Gasoline Subsidy Removal Will Not Curb ConsumptionGasoline Subsidy Removal Will Not Curb Consumption

Despite the Oil Ministry's projection, unification of gasoline prices did not decrease its consumption, with consumption having increased in the first three months of the current Iranian year (March-June), compared with the same period of last year when gasoline prices were still subsidized.

Latest statistics published by the Oil Ministry suggest that gasoline consumption averaged 71.6 million liters per day in March-June, indicating a growth of 2.1 ml, or 3%, compared with the same period of last year, Fars News Agency reported.

A total of 70.5 ml of gasoline were consumed from April 21 to May 20, while the figure stood at 65.8 ml in the corresponding month of the previous year. From May 21 to June 20, gasoline consumption amounted to 72 ml, up from last year's 68.6 ml. On average, a total of 71.7 ml of gasoline were consumed in the said period.

The government previously offered 60 liters of subsidized gasoline monthly to private cars and motorbikes with 1,800cc-capacity engines or below via smart fuel cards at 7,000 rials (25 cents) per liter.

As of May 26, the government no longer allocates subsidized gasoline to passenger vehicles and regular gasoline is offered at a single price of 10,000 rials (30 cents) for car owners nationwide without quota, while unleaded gasoline will cost 12,000 rials (35 cents) per liter.

"Unifying gasoline prices is part of measures to curb consumption," head of engineering affairs at the National Iranian Oil Refining and Distribution Company, Saeid Naqedi, said on May 25.

Oil Minister Bijan Namdar Zanganeh also said June 13 that by offering gasoline at a single price, "consumption would be balanced out."

Subsidizing gasoline had restrained consumption at 60-70 ml per day since 2007, as car-owners were offered only a limited quota.
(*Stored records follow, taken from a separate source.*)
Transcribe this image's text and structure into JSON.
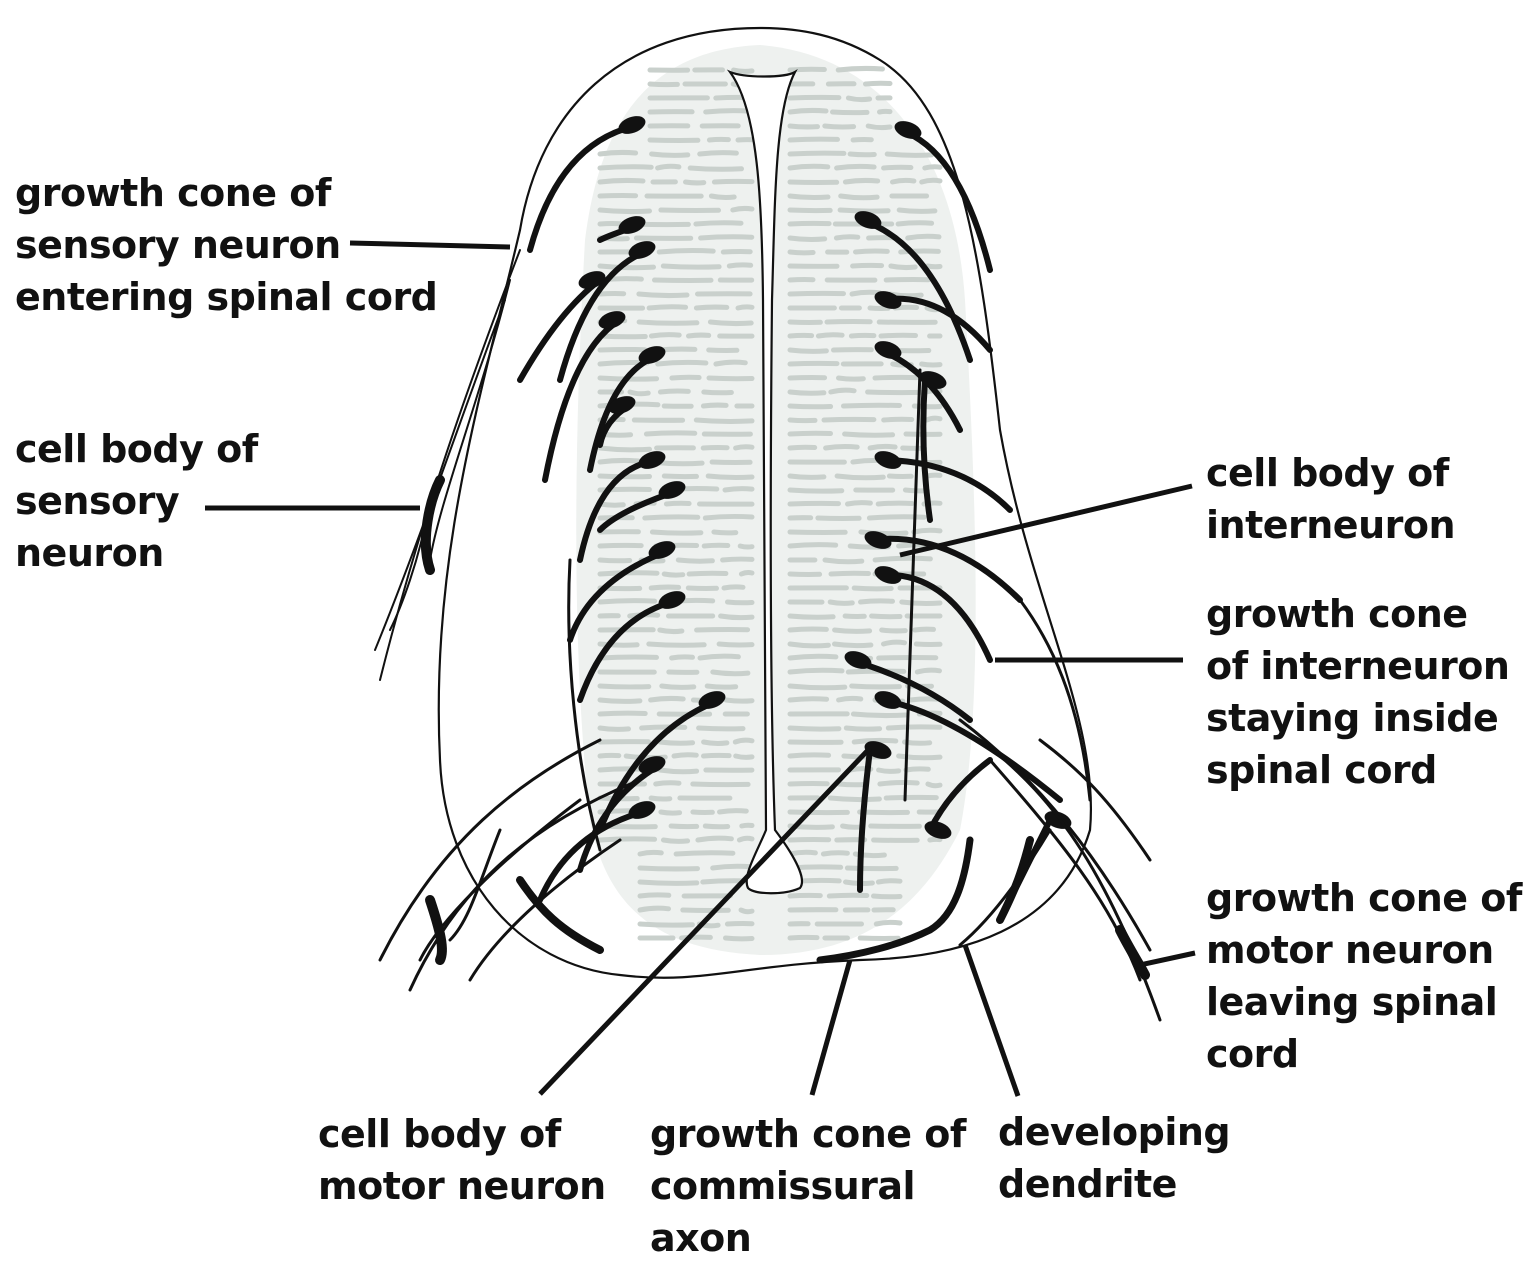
{
  "colors": {
    "ink": "#111111",
    "gray_matter": "#c9d0cc",
    "background": "#ffffff"
  },
  "labels": {
    "sensory_growth_cone": [
      "growth cone of",
      "sensory neuron",
      "entering spinal cord"
    ],
    "sensory_cell_body": [
      "cell body of",
      "sensory",
      "neuron"
    ],
    "interneuron_cell_body": [
      "cell body of",
      "interneuron"
    ],
    "interneuron_growth_cone": [
      "growth cone",
      "of interneuron",
      "staying inside",
      "spinal cord"
    ],
    "motor_growth_cone": [
      "growth cone of",
      "motor neuron",
      "leaving spinal",
      "cord"
    ],
    "motor_cell_body": [
      "cell body of",
      "motor neuron"
    ],
    "commissural_growth_cone": [
      "growth cone of",
      "commissural",
      "axon"
    ],
    "developing_dendrite": [
      "developing",
      "dendrite"
    ]
  }
}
The price unification, however, suppressed the only motivating drive for people to keep consumption in check, the report said.

In the wake of subsidy removal, provident consumers, who were consuming within the allowance, came up against a 43% increase in prices, while consumers whose consumption was considerably higher than the subsidized quota were not affected much by the price hike.

Economic experts and environmental activists are quick to blame the poor quality of locally-produced vehicles and the inefficient public transport system, among other things, for the rising gasoline use. High consumption figures continue to threaten the lives of Iranians, especially those suffering from respiratory ailments.

The economic harm of the high gasoline use aside, the health of an increasing number of Iranians in megacities is at risk along with the deepening impact on the environment, namely air and sound pollution, as the number of new gas guzzlers increases across the country daily.

Tehran and several major cities are saddled with a seemingly unending air pollution problem. More than 17 million vehicles are currently commuting on Iran’s roads, a figure that is believed to be much higher than the roads and highways can handle, due to the doubling of the population over the past 30 years.